Posted on • Originally published at Medium

Don't tell me how, tell me why!

Is it clear this is about comments? If not, wouldn’t it be better if the title were “Comments: Don’t tell me how, tell me why!”?

This is a problem we see everywhere. There are comments that without any context mean nothing. Others you would need to read the whole code (or article) to figure out the meaning and even then it might be misleading or just outdated.

This should probably apply to most cases, but you really want a clear, clean code that anyone can read and figure out what's happening.

That is unless you really need some less readable, more complex code for any reason (usually because of performance). In this case, then please do comment on what is happening and how. But also do…

Comment the WHY!

Why are you using less readable code?

Why shouldn’t I change the order of something?

Why is this here?

Why was this used instead of XYZ?

Depending on what you’re doing, your level, and that of your colleagues, something commonplace for one would be rocket science to another. This is not what this is about.

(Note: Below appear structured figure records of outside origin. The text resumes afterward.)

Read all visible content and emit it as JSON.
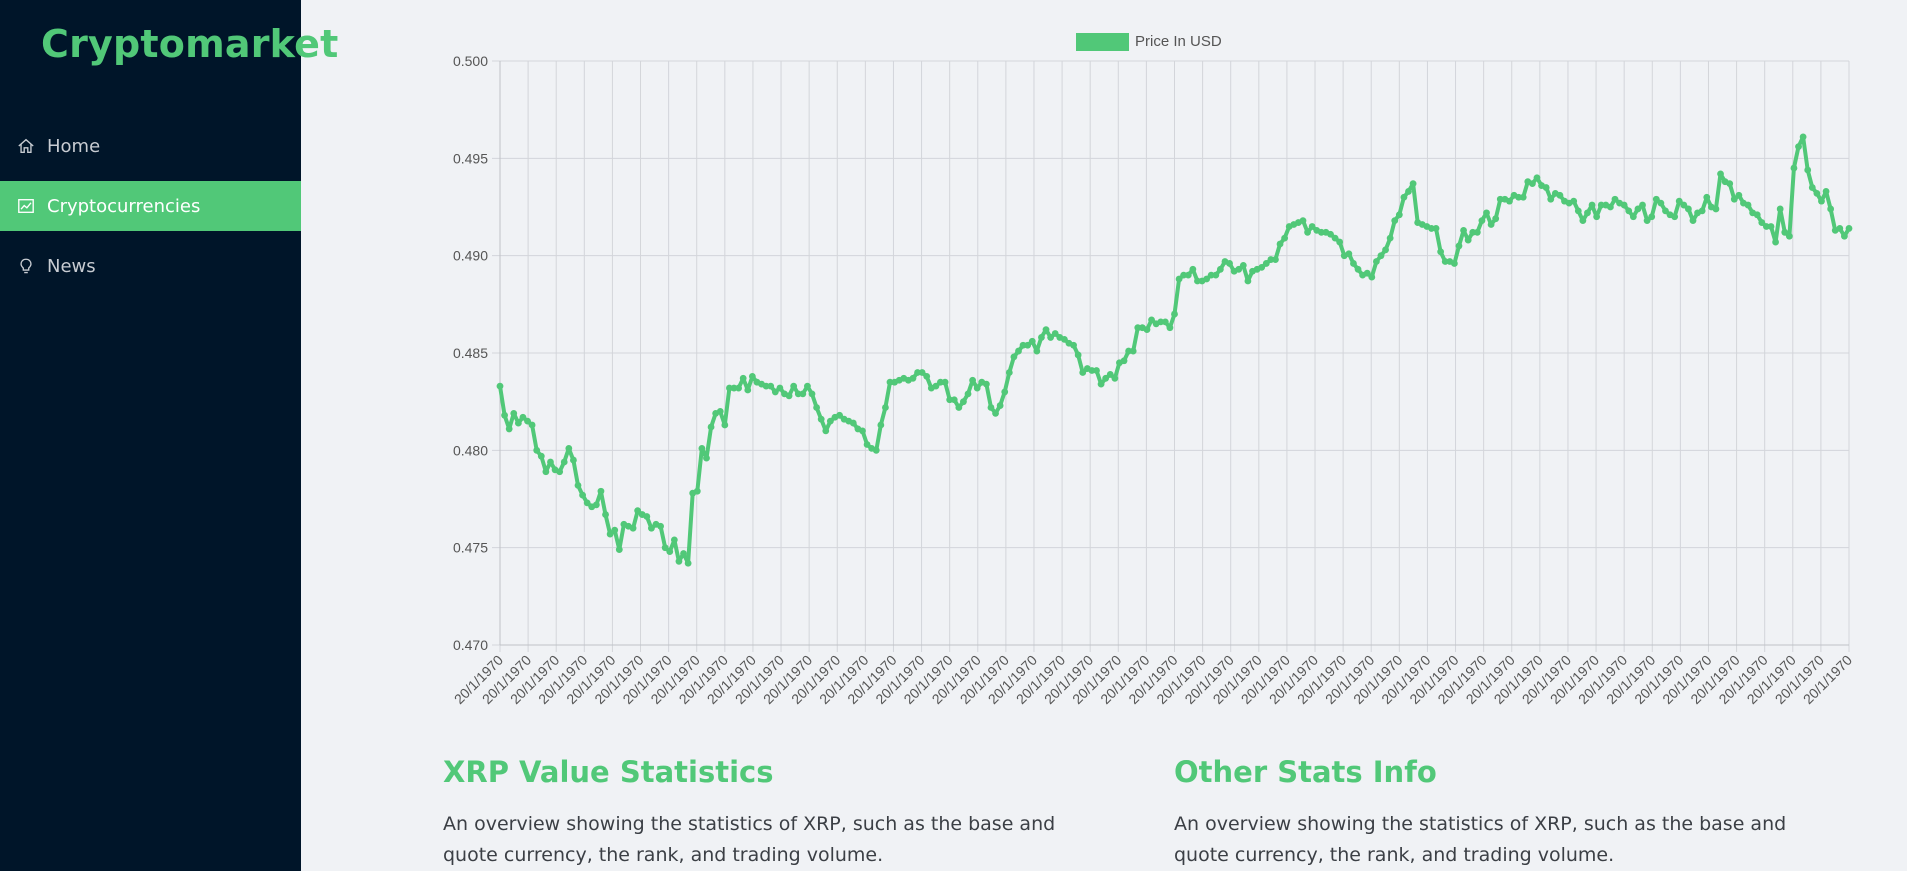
{
  "app": {
    "brand": "Cryptomarket"
  },
  "sidebar": {
    "items": [
      {
        "label": "Home",
        "icon": "home-icon",
        "active": false
      },
      {
        "label": "Cryptocurrencies",
        "icon": "line-chart-icon",
        "active": true
      },
      {
        "label": "News",
        "icon": "bulb-icon",
        "active": false
      }
    ]
  },
  "colors": {
    "sidebar": "#001529",
    "accent": "#51c878",
    "background": "#f0f2f5"
  },
  "chart_data": {
    "type": "line",
    "legend": "Price In USD",
    "legend_position": "top-center",
    "ylim": [
      0.47,
      0.5
    ],
    "yticks": [
      "0.470",
      "0.475",
      "0.480",
      "0.485",
      "0.490",
      "0.495",
      "0.500"
    ],
    "x_tick_label": "20/1/1970",
    "x_tick_count": 49,
    "grid": true,
    "values": [
      0.4833,
      0.4818,
      0.4811,
      0.4819,
      0.4814,
      0.4817,
      0.4815,
      0.4813,
      0.48,
      0.4797,
      0.4789,
      0.4794,
      0.479,
      0.4789,
      0.4794,
      0.4801,
      0.4795,
      0.4782,
      0.4777,
      0.4773,
      0.4771,
      0.4772,
      0.4779,
      0.4767,
      0.4757,
      0.4759,
      0.4749,
      0.4762,
      0.4761,
      0.476,
      0.4769,
      0.4767,
      0.4766,
      0.476,
      0.4762,
      0.4761,
      0.475,
      0.4748,
      0.4754,
      0.4743,
      0.4747,
      0.4742,
      0.4778,
      0.4779,
      0.4801,
      0.4796,
      0.4812,
      0.4819,
      0.482,
      0.4813,
      0.4832,
      0.4832,
      0.4832,
      0.4837,
      0.4831,
      0.4838,
      0.4835,
      0.4834,
      0.4833,
      0.4833,
      0.483,
      0.4832,
      0.4829,
      0.4828,
      0.4833,
      0.4829,
      0.4829,
      0.4833,
      0.4829,
      0.4822,
      0.4816,
      0.481,
      0.4815,
      0.4817,
      0.4818,
      0.4816,
      0.4815,
      0.4814,
      0.4811,
      0.481,
      0.4803,
      0.4801,
      0.48,
      0.4813,
      0.4822,
      0.4835,
      0.4835,
      0.4836,
      0.4837,
      0.4836,
      0.4837,
      0.484,
      0.484,
      0.4838,
      0.4832,
      0.4833,
      0.4835,
      0.4835,
      0.4826,
      0.4826,
      0.4822,
      0.4825,
      0.4829,
      0.4836,
      0.4832,
      0.4835,
      0.4834,
      0.4822,
      0.4819,
      0.4823,
      0.483,
      0.484,
      0.4848,
      0.4851,
      0.4854,
      0.4854,
      0.4856,
      0.4851,
      0.4858,
      0.4862,
      0.4858,
      0.486,
      0.4858,
      0.4857,
      0.4855,
      0.4854,
      0.4849,
      0.484,
      0.4842,
      0.4841,
      0.4841,
      0.4834,
      0.4837,
      0.4839,
      0.4837,
      0.4845,
      0.4846,
      0.4851,
      0.4851,
      0.4863,
      0.4863,
      0.4862,
      0.4867,
      0.4865,
      0.4866,
      0.4866,
      0.4863,
      0.487,
      0.4888,
      0.489,
      0.489,
      0.4893,
      0.4887,
      0.4887,
      0.4888,
      0.489,
      0.489,
      0.4893,
      0.4897,
      0.4896,
      0.4892,
      0.4893,
      0.4895,
      0.4887,
      0.4892,
      0.4893,
      0.4894,
      0.4896,
      0.4898,
      0.4898,
      0.4906,
      0.4909,
      0.4915,
      0.4916,
      0.4917,
      0.4918,
      0.4912,
      0.4915,
      0.4913,
      0.4912,
      0.4912,
      0.4911,
      0.4909,
      0.4907,
      0.49,
      0.4901,
      0.4896,
      0.4893,
      0.489,
      0.4891,
      0.4889,
      0.4897,
      0.49,
      0.4903,
      0.4909,
      0.4918,
      0.4921,
      0.493,
      0.4933,
      0.4937,
      0.4917,
      0.4916,
      0.4915,
      0.4914,
      0.4914,
      0.4902,
      0.4897,
      0.4897,
      0.4896,
      0.4905,
      0.4913,
      0.4908,
      0.4912,
      0.4912,
      0.4918,
      0.4922,
      0.4916,
      0.4919,
      0.4929,
      0.4929,
      0.4928,
      0.4931,
      0.493,
      0.493,
      0.4938,
      0.4937,
      0.494,
      0.4936,
      0.4935,
      0.4929,
      0.4932,
      0.4931,
      0.4928,
      0.4927,
      0.4928,
      0.4923,
      0.4918,
      0.4922,
      0.4926,
      0.492,
      0.4926,
      0.4926,
      0.4925,
      0.4929,
      0.4927,
      0.4926,
      0.4923,
      0.492,
      0.4924,
      0.4926,
      0.4918,
      0.492,
      0.4929,
      0.4927,
      0.4923,
      0.4921,
      0.492,
      0.4928,
      0.4926,
      0.4924,
      0.4918,
      0.4922,
      0.4923,
      0.493,
      0.4925,
      0.4924,
      0.4942,
      0.4938,
      0.4937,
      0.4929,
      0.4931,
      0.4927,
      0.4926,
      0.4922,
      0.4921,
      0.4917,
      0.4915,
      0.4915,
      0.4907,
      0.4924,
      0.4912,
      0.491,
      0.4945,
      0.4956,
      0.4961,
      0.4944,
      0.4935,
      0.4932,
      0.4928,
      0.4933,
      0.4924,
      0.4913,
      0.4914,
      0.491,
      0.4914
    ]
  },
  "stats": {
    "value_title": "XRP Value Statistics",
    "value_desc": "An overview showing the statistics of XRP, such as the base and quote currency, the rank, and trading volume.",
    "other_title": "Other Stats Info",
    "other_desc": "An overview showing the statistics of XRP, such as the base and quote currency, the rank, and trading volume."
  }
}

If you have to revisit the code the next month, you should know what the code is doing by reading it. The thing is: why is that here?

Some pieces can be self-explaining like transformXtoY but why and where should I do that?

I’m also not saying to put a “why” everywhere, but if you revisit the code and spend time figuring out something, or if even after refactoring it someone is always confused about something… then yes, add a “why”.

Not only that, Pull Requests are a great source to find some of those places that need commenting on the “why”.

On the PR someone asked why you did something?

Don’t just tell them! Not only that, don’t do it outside the PR and call it a day.
Refactor the code, add the comment of why it’s there, and then every time someone revisits that piece of code it will be there the why.